Hacker News new | ask | show | jobs
by Dowwie 2272 days ago
Could you elaborate on why this is any more crucial for microservices than it is monolith?
2 comments

Intuitively, if your request is handled by 1 service you have 1 chance that your request lands at the extreme end of the latency distribution. If your requests require 20 services, that's 20 chances.

In reality maybe someone is able to make each microservice so much more performant and is able to deal with slow or failed requests gracefully in the UX. Some sites do, but it doesn't automatically by any means.

A couple weeks ago someone brought up High Frequency Trading and while in theory it didn’t tell me anything I didn’t already know, I’ve been chewing on the thesis of the linked article ever since: that the real trick to doing things quickly is to do them consistently.

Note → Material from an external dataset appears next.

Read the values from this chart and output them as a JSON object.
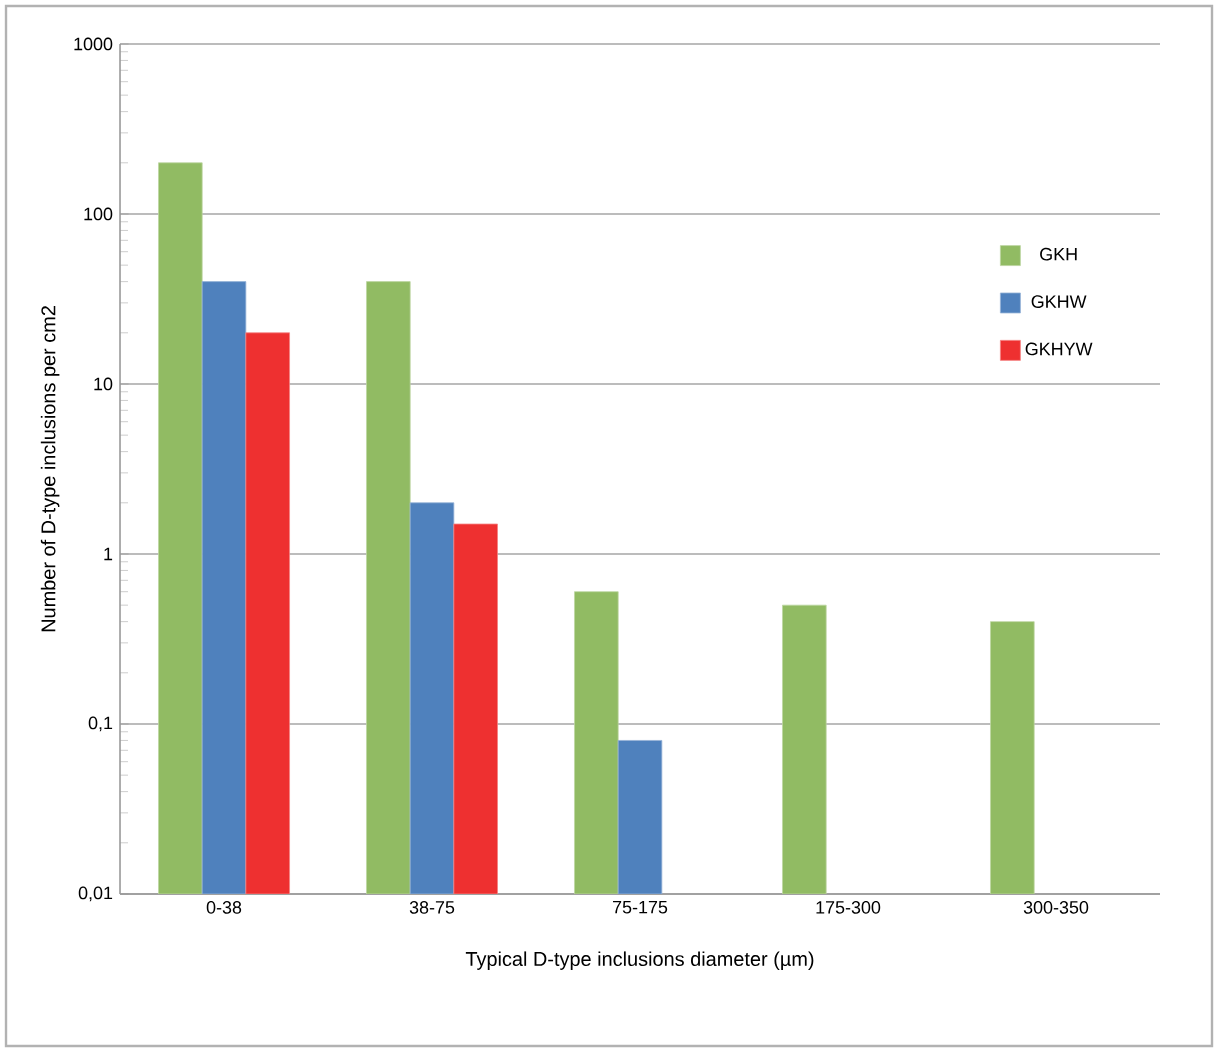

That variance causes far more kinds of practical problems than does average response time.
Slow is smooth; smooth is fast.
Indeed.
Saying a different way: for fork/join or barrier style parallel requests, stragglers set overall latency, and though the probability of any specific response being a straggler may be low, the probability of at least one response being a terrible straggler gets very high at large scales (or large fan-outs).
This a life changing video by Gil Tene on this topic. Bottom line is because of the number requests to support a single customer "request", the high percentiles are the ones that actually matter.

https://www.youtube.com/watch?v=lJ8ydIuPFeU&list=WL&index=22...